Sully was standing in front of me within this suffocatingly small broom closet.

I was beyond words. Or, more to the point—
back
to words. All it took was one name to break my voice out of its linguistic prison. Saying it out loud returned the blood to my body. I
felt like my heart was pumping for the first time since I arrived here.

My voice had broken the second I said it, cracking her name in half—
“Sul-ly?”
I might as well have been ten years old.

“You sound like you ate a bullfrog.”

“Sorry,” I rasped. “I'm a little rusty.”

Her summer camp cornrows had been shaved off, exposing the slope of her scalp. The sleeves on her uniform were rolled up. She had a pair of taut biceps that could probably out-muscle most of the
boys around Kesey. She tilted her head to one shoulder, examining me as if she were trying to determine what she was going to do.

“Long time, no see,” she said in an even tone that barely masked a knife's edge. “No write, no call,
no nothing
.”

“My cave didn't get great cell phone service.”

Her face had hardened since the summer, with sharper angles than I remembered. This wasn't the same chubby-cheeked Sully from her missing flyer.

Did that girl exist anymore?

“You gonna take your inhaler back or what?”

“I haven't needed my inhaler for—”

Sully gut-punched me. The air flushed from my lungs as I buckled forward. She caught me before I could collapse on the floor.

“Now I need it,” I croaked, struggling to breathe.

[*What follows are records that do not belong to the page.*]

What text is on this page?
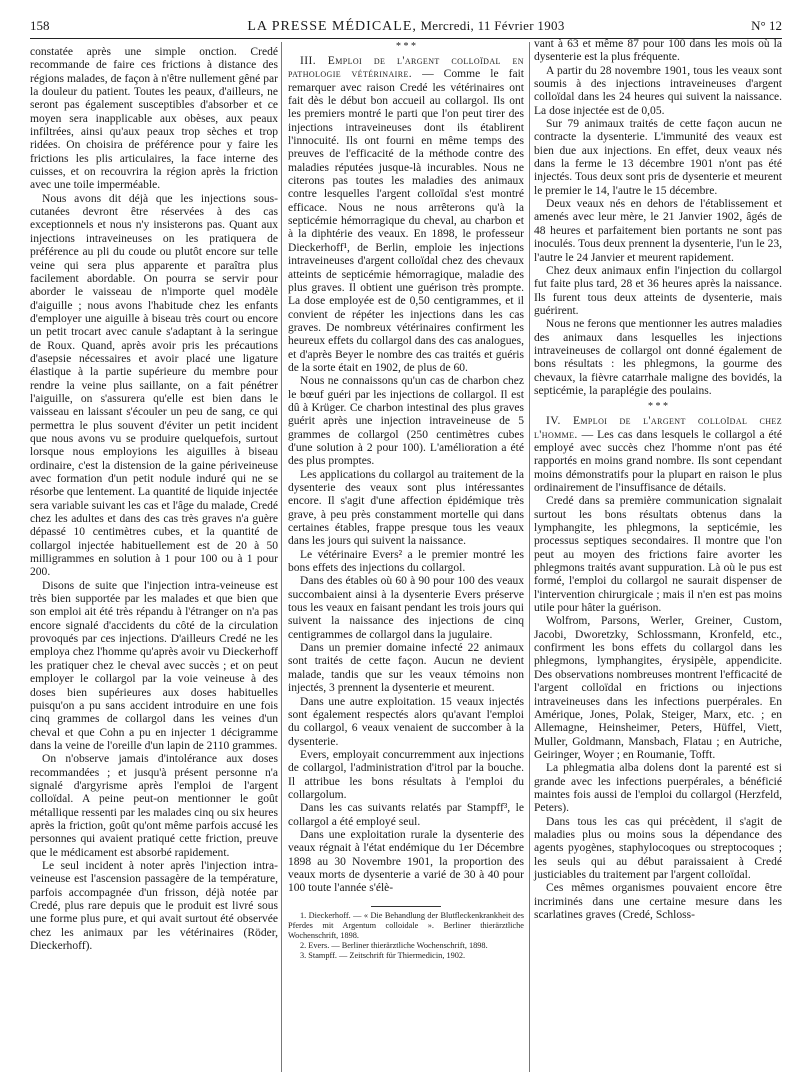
158	LA PRESSE MÉDICALE, Mercredi, 11 Février 1903	N° 12

constatée après une simple onction. Credé recommande de faire ces frictions à distance des régions malades, de façon à n'être nullement gêné par la douleur du patient. Toutes les peaux, d'ailleurs, ne seront pas également susceptibles d'absorber et ce moyen sera inapplicable aux obèses, aux peaux infiltrées, ainsi qu'aux peaux trop sèches et trop ridées. On choisira de préférence pour y faire les frictions les plis articulaires, la face interne des cuisses, et on recouvrira la région après la friction avec une toile imperméable.

Nous avons dit déjà que les injections sous-cutanées devront être réservées à des cas exceptionnels et nous n'y insisterons pas. Quant aux injections intraveineuses on les pratiquera de préférence au pli du coude ou plutôt encore sur telle veine qui sera plus apparente et paraîtra plus facilement abordable. On pourra se servir pour aborder le vaisseau de n'importe quel modèle d'aiguille ; nous avons l'habitude chez les enfants d'employer une aiguille à biseau très court ou encore un petit trocart avec canule s'adaptant à la seringue de Roux. Quand, après avoir pris les précautions d'asepsie nécessaires et avoir placé une ligature élastique à la partie supérieure du membre pour rendre la veine plus saillante, on a fait pénétrer l'aiguille, on s'assurera qu'elle est bien dans le vaisseau en laissant s'écouler un peu de sang, ce qui permettra le plus souvent d'éviter un petit incident que nous avons vu se produire quelquefois, surtout lorsque nous employions les aiguilles à biseau ordinaire, c'est la distension de la gaine périveineuse avec formation d'un petit nodule induré qui ne se résorbe que lentement. La quantité de liquide injectée sera variable suivant les cas et l'âge du malade, Credé chez les adultes et dans des cas très graves n'a guère dépassé 10 centimètres cubes, et la quantité de collargol injectée habituellement est de 20 à 50 milligrammes en solution à 1 pour 100 ou à 1 pour 200.

Disons de suite que l'injection intra-veineuse est très bien supportée par les malades et que bien que son emploi ait été très répandu à l'étranger on n'a pas encore signalé d'accidents du côté de la circulation provoqués par ces injections. D'ailleurs Credé ne les employa chez l'homme qu'après avoir vu Dieckerhoff les pratiquer chez le cheval avec succès ; et on peut employer le collargol par la voie veineuse à des doses bien supérieures aux doses habituelles puisqu'on a pu sans accident introduire en une fois cinq grammes de collargol dans les veines d'un cheval et que Cohn a pu en injecter 1 décigramme dans la veine de l'oreille d'un lapin de 2110 grammes.

On n'observe jamais d'intolérance aux doses recommandées ; et jusqu'à présent personne n'a signalé d'argyrisme après l'emploi de l'argent colloïdal. A peine peut-on mentionner le goût métallique ressenti par les malades cinq ou six heures après la friction, goût qu'ont même parfois accusé les personnes qui avaient pratiqué cette friction, preuve que le médicament est absorbé rapidement.

Le seul incident à noter après l'injection intra-veineuse est l'ascension passagère de la température, parfois accompagnée d'un frisson, déjà notée par Credé, plus rare depuis que le produit est livré sous une forme plus pure, et qui avait surtout été observée chez les animaux par les vétérinaires (Röder, Dieckerhoff).

* * *

III. Emploi de l'argent colloïdal en pathologie vétérinaire. — Comme le fait remarquer avec raison Credé les vétérinaires ont fait dès le début bon accueil au collargol. Ils ont les premiers montré le parti que l'on peut tirer des injections intraveineuses dont ils établirent l'innocuité. Ils ont fourni en même temps des preuves de l'efficacité de la méthode contre des maladies réputées jusque-là incurables. Nous ne citerons pas toutes les maladies des animaux contre lesquelles l'argent colloïdal s'est montré efficace. Nous ne nous arrêterons qu'à la septicémie hémorragique du cheval, au charbon et à la diphtérie des veaux. En 1898, le professeur Dieckerhoff¹, de Berlin, emploie les injections intraveineuses d'argent colloïdal chez des chevaux atteints de septicémie hémorragique, maladie des plus graves. Il obtient une guérison très prompte. La dose employée est de 0,50 centigrammes, et il convient de répéter les injections dans les cas graves. De nombreux vétérinaires confirment les heureux effets du collargol dans des cas analogues, et d'après Beyer le nombre des cas traités et guéris de la sorte était en 1902, de plus de 60.

Nous ne connaissons qu'un cas de charbon chez le bœuf guéri par les injections de collargol. Il est dû à Krüger. Ce charbon intestinal des plus graves guérit après une injection intraveineuse de 5 grammes de collargol (250 centimètres cubes d'une solution à 2 pour 100). L'amélioration a été des plus promptes.

Les applications du collargol au traitement de la dysenterie des veaux sont plus intéressantes encore. Il s'agit d'une affection épidémique très grave, à peu près constamment mortelle qui dans certaines étables, frappe presque tous les veaux dans les jours qui suivent la naissance.

Le vétérinaire Evers² a le premier montré les bons effets des injections du collargol.

Dans des étables où 60 à 90 pour 100 des veaux succombaient ainsi à la dysenterie Evers préserve tous les veaux en faisant pendant les trois jours qui suivent la naissance des injections de cinq centigrammes de collargol dans la jugulaire.

Dans un premier domaine infecté 22 animaux sont traités de cette façon. Aucun ne devient malade, tandis que sur les veaux témoins non injectés, 3 prennent la dysenterie et meurent.

Dans une autre exploitation. 15 veaux injectés sont également respectés alors qu'avant l'emploi du collargol, 6 veaux venaient de succomber à la dysenterie.

Evers, employait concurremment aux injections de collargol, l'administration d'itrol par la bouche. Il attribue les bons résultats à l'emploi du collargolum.

Dans les cas suivants relatés par Stampff³, le collargol a été employé seul.

Dans une exploitation rurale la dysenterie des veaux régnait à l'état endémique du 1er Décembre 1898 au 30 Novembre 1901, la proportion des veaux morts de dysenterie a varié de 30 à 40 pour 100 toute l'année s'élè-

1. Dieckerhoff. — « Die Behandlung der Blutfleckenkrankheit des Pferdes mit Argentum colloidale ». Berliner thierärztliche Wochenschrift, 1898.

2. Evers. — Berliner thierärztliche Wochenschrift, 1898.

3. Stampff. — Zeitschrift für Thiermedicin, 1902.

vant à 63 et même 87 pour 100 dans les mois où la dysenterie est la plus fréquente.

A partir du 28 novembre 1901, tous les veaux sont soumis à des injections intraveineuses d'argent colloïdal dans les 24 heures qui suivent la naissance. La dose injectée est de 0,05.

Sur 79 animaux traités de cette façon aucun ne contracte la dysenterie. L'immunité des veaux est bien due aux injections. En effet, deux veaux nés dans la ferme le 13 décembre 1901 n'ont pas été injectés. Tous deux sont pris de dysenterie et meurent le premier le 14, l'autre le 15 décembre.

Deux veaux nés en dehors de l'établissement et amenés avec leur mère, le 21 Janvier 1902, âgés de 48 heures et parfaitement bien portants ne sont pas inoculés. Tous deux prennent la dysenterie, l'un le 23, l'autre le 24 Janvier et meurent rapidement.

Chez deux animaux enfin l'injection du collargol fut faite plus tard, 28 et 36 heures après la naissance. Ils furent tous deux atteints de dysenterie, mais guérirent.

Nous ne ferons que mentionner les autres maladies des animaux dans lesquelles les injections intraveineuses de collargol ont donné également de bons résultats : les phlegmons, la gourme des chevaux, la fièvre catarrhale maligne des bovidés, la septicémie, la paraplégie des poulains.

* * *

IV. Emploi de l'argent colloïdal chez l'homme. — Les cas dans lesquels le collargol a été employé avec succès chez l'homme n'ont pas été rapportés en moins grand nombre. Ils sont cependant moins démonstratifs pour la plupart en raison le plus ordinairement de l'insuffisance de détails.

Credé dans sa première communication signalait surtout les bons résultats obtenus dans la lymphangite, les phlegmons, la septicémie, les processus septiques secondaires. Il montre que l'on peut au moyen des frictions faire avorter les phlegmons traités avant suppuration. Là où le pus est formé, l'emploi du collargol ne saurait dispenser de l'intervention chirurgicale ; mais il n'en est pas moins utile pour hâter la guérison.

Wolfrom, Parsons, Werler, Greiner, Custom, Jacobi, Dworetzky, Schlossmann, Kronfeld, etc., confirment les bons effets du collargol dans les phlegmons, lymphangites, érysipèle, appendicite. Des observations nombreuses montrent l'efficacité de l'argent colloïdal en frictions ou injections intraveineuses dans les infections puerpérales. En Amérique, Jones, Polak, Steiger, Marx, etc. ; en Allemagne, Heinsheimer, Peters, Hüffel, Viett, Muller, Goldmann, Mansbach, Flatau ; en Autriche, Geiringer, Woyer ; en Roumanie, Tofft.

La phlegmatia alba dolens dont la parenté est si grande avec les infections puerpérales, a bénéficié maintes fois aussi de l'emploi du collargol (Herzfeld, Peters).

Dans tous les cas qui précèdent, il s'agit de maladies plus ou moins sous la dépendance des agents pyogènes, staphylocoques ou streptocoques ; les seuls qui au début paraissaient à Credé justiciables du traitement par l'argent colloïdal.

Ces mêmes organismes pouvaient encore être incriminés dans une certaine mesure dans les scarlatines graves (Credé, Schloss-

Sully let me go, watching me drop, then tossed My Little Friend to the floor. I swiftly picked it up and took another puff. The pressurized burst of air calmed my bronchioles.

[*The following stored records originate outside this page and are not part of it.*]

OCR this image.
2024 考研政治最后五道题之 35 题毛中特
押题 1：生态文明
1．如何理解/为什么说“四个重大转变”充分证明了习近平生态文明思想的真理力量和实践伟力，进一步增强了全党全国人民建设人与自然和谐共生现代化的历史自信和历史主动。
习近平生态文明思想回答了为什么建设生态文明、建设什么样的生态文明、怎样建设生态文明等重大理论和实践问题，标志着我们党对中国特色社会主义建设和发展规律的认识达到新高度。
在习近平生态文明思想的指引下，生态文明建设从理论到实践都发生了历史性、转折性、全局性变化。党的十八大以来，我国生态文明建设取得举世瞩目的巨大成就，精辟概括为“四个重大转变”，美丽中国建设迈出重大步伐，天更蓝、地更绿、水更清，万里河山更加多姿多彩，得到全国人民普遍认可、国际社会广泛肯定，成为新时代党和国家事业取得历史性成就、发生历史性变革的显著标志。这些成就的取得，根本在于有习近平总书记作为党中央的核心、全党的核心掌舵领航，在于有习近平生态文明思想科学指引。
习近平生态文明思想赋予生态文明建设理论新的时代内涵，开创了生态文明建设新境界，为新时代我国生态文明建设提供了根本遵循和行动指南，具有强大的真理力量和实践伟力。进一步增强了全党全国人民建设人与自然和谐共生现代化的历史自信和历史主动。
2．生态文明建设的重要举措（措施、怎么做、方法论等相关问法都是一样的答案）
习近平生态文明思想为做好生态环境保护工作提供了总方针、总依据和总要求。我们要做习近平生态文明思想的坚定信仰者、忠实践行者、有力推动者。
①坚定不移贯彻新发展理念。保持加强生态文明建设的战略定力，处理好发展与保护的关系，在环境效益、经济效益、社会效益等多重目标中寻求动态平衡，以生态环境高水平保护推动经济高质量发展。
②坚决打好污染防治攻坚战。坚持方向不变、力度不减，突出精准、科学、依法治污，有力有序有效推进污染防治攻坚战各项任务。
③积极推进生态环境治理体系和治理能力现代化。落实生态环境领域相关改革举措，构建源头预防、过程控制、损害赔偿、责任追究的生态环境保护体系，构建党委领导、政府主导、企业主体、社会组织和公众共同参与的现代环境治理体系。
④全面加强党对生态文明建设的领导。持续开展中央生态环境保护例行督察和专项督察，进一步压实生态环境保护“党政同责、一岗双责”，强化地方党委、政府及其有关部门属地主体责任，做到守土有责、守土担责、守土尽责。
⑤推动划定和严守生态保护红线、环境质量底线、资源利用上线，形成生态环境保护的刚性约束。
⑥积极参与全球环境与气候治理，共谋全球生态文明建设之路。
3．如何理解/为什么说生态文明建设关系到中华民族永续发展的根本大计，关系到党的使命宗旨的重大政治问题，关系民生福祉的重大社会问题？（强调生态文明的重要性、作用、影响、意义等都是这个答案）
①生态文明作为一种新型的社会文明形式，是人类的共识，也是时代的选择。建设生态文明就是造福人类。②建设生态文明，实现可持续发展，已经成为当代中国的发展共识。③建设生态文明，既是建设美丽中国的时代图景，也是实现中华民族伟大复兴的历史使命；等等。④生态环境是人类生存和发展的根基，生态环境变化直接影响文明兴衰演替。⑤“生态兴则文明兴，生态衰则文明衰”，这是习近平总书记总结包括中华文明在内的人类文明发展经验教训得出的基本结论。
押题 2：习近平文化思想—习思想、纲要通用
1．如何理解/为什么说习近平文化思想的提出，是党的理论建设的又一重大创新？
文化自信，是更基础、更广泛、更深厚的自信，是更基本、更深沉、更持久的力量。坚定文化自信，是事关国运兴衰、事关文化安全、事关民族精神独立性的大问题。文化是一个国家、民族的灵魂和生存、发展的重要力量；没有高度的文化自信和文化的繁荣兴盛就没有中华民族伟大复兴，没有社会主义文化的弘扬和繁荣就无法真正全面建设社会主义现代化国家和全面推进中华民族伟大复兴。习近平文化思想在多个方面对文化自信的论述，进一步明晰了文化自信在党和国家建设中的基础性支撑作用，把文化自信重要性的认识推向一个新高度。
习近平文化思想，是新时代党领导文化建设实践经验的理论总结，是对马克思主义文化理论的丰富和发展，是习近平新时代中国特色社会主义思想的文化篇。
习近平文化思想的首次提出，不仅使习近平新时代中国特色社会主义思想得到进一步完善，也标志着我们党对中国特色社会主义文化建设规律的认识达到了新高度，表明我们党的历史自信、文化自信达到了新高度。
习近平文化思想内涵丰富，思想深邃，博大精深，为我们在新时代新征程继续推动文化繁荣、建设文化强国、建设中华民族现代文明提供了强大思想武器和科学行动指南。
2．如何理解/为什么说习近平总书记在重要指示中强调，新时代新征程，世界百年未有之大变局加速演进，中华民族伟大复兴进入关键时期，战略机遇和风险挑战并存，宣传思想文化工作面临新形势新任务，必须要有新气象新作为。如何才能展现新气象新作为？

“Have you been—” I coughed. “Holding onto my inhaler all this time?”

“Don't flatter yourself,
hypocrite
.” She shook her head. “If Holden Caulfield knew what you were up to these days, he'd call you a
phony
straight to
your face.”

“Gee, Sully….I really missed you too.”

Sully lifted her leg and planted her heel against my chest. Before I could react, her foot had pinned me flat against the ground.


You left me
.”

“That's…not…entirely true,” I managed to say under her heel. “Technically…”

“What do you call that little about-face in the woods?
Getting exercise? Taking a stroll?

“I didn't…want to…leave….”

Sully leaned forward even farther, her heel digging deeper into my chest.